Combat de boue à Woodstock

Il fallait alors une réponse à la hauteur des attaques : ce sera donc Dookie, qui va faire entrer Green Day dans une tout autre dimension. Un disque qui, sorti le 1er février 1994, va faire exploser la calculatrice en ce qui concerne le retour sur investissement : enregistré en trois semaines, sans folie dépensière, il va s’écouler à plus de 27 millions d’exemplaires dans le monde, dont 20 millions rien qu’aux États-Unis.
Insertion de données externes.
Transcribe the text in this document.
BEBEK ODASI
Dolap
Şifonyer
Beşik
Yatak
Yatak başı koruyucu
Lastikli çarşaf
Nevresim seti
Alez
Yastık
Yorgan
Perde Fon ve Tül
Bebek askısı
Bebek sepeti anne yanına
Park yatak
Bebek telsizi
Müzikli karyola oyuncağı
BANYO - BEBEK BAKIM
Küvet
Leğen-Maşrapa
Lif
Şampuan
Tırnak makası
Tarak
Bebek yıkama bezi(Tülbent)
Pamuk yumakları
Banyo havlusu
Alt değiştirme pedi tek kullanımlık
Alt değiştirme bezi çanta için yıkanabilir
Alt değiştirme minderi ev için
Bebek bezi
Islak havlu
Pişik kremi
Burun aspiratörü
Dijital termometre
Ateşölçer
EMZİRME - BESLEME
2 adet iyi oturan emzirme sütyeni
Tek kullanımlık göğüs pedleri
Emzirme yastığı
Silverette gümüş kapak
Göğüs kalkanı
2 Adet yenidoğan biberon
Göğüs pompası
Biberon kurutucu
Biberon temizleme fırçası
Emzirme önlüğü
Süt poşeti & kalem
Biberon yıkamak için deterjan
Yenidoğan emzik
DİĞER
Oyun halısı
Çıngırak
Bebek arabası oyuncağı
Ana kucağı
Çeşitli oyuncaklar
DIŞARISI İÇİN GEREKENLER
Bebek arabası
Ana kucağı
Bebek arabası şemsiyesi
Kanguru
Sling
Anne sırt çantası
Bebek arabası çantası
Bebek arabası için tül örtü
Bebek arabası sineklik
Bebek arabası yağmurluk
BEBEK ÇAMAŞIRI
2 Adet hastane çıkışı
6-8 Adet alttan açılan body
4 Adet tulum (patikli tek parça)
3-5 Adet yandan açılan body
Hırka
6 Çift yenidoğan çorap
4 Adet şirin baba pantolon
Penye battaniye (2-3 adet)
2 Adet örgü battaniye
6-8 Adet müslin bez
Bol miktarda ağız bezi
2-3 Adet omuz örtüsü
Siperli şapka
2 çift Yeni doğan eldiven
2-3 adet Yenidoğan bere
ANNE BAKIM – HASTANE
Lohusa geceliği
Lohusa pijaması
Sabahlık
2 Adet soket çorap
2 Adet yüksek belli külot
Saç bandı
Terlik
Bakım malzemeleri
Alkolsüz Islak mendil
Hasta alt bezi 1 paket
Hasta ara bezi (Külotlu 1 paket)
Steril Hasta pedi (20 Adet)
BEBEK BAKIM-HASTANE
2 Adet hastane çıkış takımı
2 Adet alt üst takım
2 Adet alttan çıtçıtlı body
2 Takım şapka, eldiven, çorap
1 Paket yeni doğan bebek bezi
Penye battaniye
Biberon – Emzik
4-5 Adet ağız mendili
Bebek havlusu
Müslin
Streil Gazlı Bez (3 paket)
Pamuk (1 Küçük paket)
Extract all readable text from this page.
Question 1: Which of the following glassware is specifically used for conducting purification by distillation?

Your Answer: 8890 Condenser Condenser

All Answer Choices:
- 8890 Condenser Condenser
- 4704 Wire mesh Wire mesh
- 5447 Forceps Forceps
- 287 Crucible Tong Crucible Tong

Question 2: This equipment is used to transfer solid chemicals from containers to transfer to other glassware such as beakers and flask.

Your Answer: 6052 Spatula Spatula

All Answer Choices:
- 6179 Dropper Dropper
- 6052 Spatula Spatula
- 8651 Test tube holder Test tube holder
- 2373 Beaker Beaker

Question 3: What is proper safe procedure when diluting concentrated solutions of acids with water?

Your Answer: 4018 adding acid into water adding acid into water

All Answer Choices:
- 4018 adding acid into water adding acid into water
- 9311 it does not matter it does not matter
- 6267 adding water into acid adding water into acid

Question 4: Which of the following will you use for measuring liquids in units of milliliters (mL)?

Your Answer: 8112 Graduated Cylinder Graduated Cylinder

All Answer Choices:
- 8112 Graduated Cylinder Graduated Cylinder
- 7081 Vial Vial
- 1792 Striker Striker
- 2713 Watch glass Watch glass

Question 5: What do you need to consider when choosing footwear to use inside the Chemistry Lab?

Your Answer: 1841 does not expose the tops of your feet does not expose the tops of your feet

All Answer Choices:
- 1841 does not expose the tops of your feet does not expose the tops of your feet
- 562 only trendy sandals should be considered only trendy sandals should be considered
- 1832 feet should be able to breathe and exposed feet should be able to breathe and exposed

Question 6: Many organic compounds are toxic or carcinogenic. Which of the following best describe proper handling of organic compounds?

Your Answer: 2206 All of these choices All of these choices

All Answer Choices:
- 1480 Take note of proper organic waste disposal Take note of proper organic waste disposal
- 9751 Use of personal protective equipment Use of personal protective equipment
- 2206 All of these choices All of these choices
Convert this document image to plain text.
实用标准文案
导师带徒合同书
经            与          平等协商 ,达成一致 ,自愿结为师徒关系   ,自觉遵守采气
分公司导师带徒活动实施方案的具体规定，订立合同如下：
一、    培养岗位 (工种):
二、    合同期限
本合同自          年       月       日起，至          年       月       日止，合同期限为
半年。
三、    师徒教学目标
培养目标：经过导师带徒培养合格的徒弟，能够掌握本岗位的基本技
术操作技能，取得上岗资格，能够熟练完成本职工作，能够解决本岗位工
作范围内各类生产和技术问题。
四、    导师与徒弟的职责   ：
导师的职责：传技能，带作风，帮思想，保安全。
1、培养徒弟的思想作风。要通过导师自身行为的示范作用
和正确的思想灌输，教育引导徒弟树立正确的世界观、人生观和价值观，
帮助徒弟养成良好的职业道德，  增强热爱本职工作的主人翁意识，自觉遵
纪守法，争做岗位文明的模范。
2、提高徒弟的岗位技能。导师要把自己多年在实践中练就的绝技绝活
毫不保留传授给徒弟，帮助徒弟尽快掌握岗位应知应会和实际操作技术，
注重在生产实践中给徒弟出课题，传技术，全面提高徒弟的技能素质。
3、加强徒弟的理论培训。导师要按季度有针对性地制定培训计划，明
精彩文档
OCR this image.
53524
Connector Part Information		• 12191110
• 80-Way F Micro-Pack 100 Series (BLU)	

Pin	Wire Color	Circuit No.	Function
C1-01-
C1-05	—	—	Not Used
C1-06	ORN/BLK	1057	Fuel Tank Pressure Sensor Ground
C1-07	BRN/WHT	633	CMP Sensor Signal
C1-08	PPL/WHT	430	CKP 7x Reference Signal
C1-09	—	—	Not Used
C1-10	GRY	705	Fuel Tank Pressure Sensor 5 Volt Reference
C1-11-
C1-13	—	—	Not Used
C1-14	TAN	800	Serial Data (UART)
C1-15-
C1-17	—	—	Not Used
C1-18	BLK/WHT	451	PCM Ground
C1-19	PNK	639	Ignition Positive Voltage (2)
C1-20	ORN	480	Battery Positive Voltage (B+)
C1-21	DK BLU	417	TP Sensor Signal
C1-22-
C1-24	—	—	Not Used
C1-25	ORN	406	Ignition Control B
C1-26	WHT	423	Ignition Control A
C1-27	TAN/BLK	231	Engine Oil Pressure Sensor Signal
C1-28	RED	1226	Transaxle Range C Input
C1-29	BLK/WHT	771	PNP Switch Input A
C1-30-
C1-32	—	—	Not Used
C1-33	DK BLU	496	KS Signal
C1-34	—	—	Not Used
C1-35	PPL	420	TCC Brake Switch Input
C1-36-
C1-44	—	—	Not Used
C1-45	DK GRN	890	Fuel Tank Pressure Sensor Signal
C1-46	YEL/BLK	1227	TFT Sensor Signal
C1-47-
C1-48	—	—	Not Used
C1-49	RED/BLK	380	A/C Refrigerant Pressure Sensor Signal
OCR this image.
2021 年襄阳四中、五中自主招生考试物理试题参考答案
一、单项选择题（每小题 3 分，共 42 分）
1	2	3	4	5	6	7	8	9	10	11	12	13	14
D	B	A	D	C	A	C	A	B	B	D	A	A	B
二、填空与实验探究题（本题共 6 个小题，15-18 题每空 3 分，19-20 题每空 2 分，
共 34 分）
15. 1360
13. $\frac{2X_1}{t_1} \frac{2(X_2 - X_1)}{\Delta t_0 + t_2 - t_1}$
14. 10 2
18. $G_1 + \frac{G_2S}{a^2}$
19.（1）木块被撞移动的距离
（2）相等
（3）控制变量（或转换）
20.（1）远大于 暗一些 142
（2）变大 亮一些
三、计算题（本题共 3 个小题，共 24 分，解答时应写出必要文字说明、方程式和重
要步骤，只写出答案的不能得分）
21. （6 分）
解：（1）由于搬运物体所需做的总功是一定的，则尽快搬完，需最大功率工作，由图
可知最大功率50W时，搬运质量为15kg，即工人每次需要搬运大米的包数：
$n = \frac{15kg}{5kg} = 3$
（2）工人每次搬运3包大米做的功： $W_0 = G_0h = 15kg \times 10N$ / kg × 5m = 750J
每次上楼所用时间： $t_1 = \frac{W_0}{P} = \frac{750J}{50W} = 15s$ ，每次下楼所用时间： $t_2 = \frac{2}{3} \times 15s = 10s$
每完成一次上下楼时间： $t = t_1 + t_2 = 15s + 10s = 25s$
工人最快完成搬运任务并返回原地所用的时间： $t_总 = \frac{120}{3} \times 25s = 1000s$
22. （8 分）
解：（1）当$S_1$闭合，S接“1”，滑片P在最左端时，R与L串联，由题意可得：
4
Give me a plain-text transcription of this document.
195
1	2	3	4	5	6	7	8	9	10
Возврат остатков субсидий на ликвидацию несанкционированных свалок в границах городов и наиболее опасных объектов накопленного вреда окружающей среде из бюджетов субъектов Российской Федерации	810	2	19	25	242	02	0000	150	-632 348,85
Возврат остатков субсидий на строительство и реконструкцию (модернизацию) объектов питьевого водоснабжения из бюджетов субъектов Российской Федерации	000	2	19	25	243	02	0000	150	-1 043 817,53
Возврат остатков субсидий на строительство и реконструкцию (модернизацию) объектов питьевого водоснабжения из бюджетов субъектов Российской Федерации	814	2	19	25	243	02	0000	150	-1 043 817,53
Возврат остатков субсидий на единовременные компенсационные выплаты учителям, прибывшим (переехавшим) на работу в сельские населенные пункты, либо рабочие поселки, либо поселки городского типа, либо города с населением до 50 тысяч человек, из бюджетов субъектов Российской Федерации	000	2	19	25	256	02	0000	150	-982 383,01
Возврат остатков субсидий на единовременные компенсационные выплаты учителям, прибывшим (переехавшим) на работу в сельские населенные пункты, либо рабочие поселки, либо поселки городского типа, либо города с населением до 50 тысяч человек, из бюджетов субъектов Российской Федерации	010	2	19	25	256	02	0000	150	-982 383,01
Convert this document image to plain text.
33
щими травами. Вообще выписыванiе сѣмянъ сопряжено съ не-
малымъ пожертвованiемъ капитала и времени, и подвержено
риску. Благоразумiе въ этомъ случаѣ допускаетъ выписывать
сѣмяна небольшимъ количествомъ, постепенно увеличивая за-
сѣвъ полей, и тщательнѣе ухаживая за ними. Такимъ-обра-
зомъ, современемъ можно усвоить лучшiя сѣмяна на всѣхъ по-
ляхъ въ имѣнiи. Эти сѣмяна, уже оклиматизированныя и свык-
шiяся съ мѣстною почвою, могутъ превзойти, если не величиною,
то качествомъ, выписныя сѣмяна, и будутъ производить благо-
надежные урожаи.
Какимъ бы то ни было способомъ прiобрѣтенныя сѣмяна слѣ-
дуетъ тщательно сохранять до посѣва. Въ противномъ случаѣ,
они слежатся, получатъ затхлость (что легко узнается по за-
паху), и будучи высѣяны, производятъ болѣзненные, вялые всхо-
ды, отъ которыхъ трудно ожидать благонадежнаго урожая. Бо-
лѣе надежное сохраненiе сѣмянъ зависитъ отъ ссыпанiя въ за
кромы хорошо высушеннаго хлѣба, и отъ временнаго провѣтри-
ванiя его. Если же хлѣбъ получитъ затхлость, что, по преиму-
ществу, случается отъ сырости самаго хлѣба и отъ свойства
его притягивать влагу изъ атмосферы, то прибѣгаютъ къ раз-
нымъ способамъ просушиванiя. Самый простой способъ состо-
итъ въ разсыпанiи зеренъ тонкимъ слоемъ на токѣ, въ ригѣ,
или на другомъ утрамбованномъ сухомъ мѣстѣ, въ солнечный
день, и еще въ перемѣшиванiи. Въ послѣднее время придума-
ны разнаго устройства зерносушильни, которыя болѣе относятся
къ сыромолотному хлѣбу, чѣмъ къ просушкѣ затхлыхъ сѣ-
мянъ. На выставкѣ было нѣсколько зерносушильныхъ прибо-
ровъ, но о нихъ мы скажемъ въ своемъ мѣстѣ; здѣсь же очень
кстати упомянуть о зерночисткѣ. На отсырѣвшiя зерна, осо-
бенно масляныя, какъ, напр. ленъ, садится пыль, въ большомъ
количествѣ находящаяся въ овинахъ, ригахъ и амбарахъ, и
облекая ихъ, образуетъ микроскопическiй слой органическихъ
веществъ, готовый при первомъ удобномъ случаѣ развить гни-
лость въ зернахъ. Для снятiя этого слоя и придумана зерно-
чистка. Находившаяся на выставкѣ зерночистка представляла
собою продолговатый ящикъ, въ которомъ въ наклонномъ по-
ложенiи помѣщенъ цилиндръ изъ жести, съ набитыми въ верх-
Ce qui le situe entre The Color of My Love de Céline Dion et Janet. de Janet Jackson au classement des meilleures ventes d’albums… Un triomphe qui va toutefois mettre du temps à se dessiner et se concrétisera par un Grammy en 1995. Entre les deux, le groupe peut remercier l’appui de MTV, faiseur de légendes, qui diffusera le clip du titre Longview, suivi de ceux de Basket Case et When I Come Around.

Il y aura aussi, pour assoir sa renommée, ce concert complètement dingue au festival Woodstock’94 (disponible sur YouTube), qui se transforme en combat de boue entre le public et Green Day – ce qui vaudra au bassiste la perte de deux dents, violemment projeté contre une enceinte par un chargé de sécurité qui l’a pris pour un fan… Derrière ces opérations marketing plus ou moins volontaires, il y a également le contenu d’un disque aux influences affirmées : Dookie («caca» en argot américain) trouve son inspiration outre-Atlantique, notamment auprès des Ramones pour son côté direct et bon enfant, mais aussi en Angleterre, à Londres, quand on songe à The Jam qui, 17 ans plus tôt, proposait déjà ce style à la croisée de la pop et du punk.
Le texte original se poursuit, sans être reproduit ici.